Il s’agit de rester concret, quantitatif et le plus précis possible; l’ambition qu’on se donne doit être confrontée à la connaissance métier du marché visé, afin de prendre de vraies hypothèses éclairées et pertinentes, en fonction du contexte. C’est aussi cette étape qu’il conviendra de suivre très précisément et de faire évoluer en fonction des retours effectifs que l’on s’assurera de collecter, incrément après incrément.
Exemple :
- Nombre de réservation par mois
- Taux d’utilisation des machines
Éléments de retour d’expérience et conclusion
Le Lean Canvas étant par essence un outil de synthèse, un premier écueil serait de rester trop haut niveau, et ainsi de perdre en exhaustivité, ou pire, donner ce sentiment au client, à juste titre ou non.
Il est très important de garantir, quel que soit le niveau de hauteur, que l’ensemble des besoins exprimés par le client est pris en compte.
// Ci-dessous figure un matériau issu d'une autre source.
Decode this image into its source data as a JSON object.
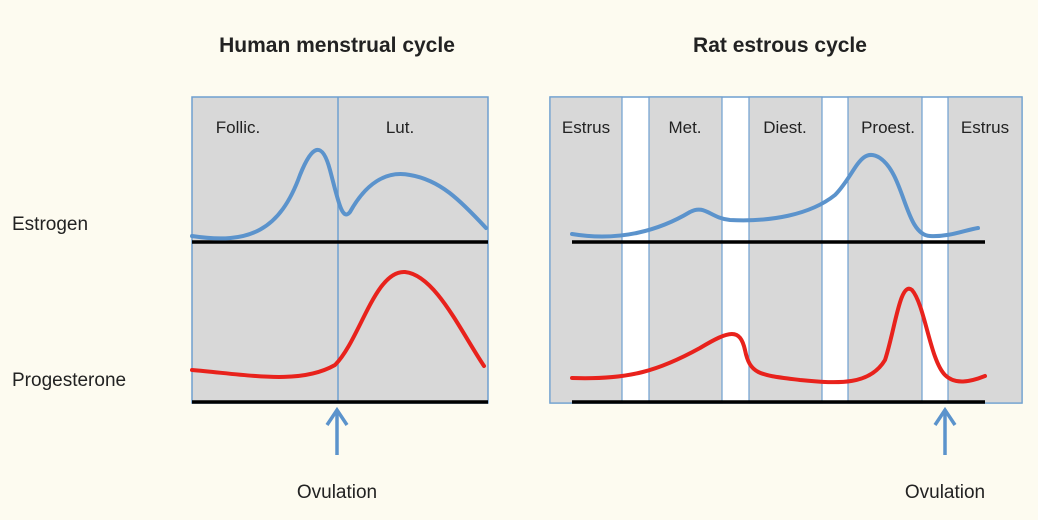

Par exemple, dans le cas où le client a déjà produit un certain nombre d’éléments descriptifs type cahier des charges ou spécifications détaillées, il est important d’avoir d’une manière ou d’une autre intégré ces éléments au préalable.
Ce tour de pré-remplissage aura un effet rassurant très précieux.
A l’inverse, il est également très important de rester orienté problématique(s), plutôt que de raisonner directement en termes de solution(s). C’est la difficulté principale, surtout lorsque le client est déjà à un niveau avancé de sa propre réflexion, mais il reste primordial de maintenir cette prise de recul, d’où l’intérêt d’intégrer au préalable toute matière fonctionnelle déjà disponible, afin de mettre toutes les chances de son côté.
Enfin, le groupe de travail doit converger autour d’une vision commune. Il est donc important de viser un alignement des parties prenantes autour des hypothèses prises, de la stratégie globale retenue et des métriques de performances sélectionnées.
Impliquer l’auditoire dans la préparation de l’atelier, en anticipant le fait qu’un niveau assez détaillé de connaissances et de données contextuelles lié à leur industrie sera primordial pour être pertinent, notamment sur la définition et surtout la quantification des indicateurs de performances posés ainsi que les hypothèses associées.
Au-delà de l’aspect méthodologique, la capacité à déployer des techniques d’animation suffisamment aiguisées sera évidemment un gage de qualité supérieure du résultat.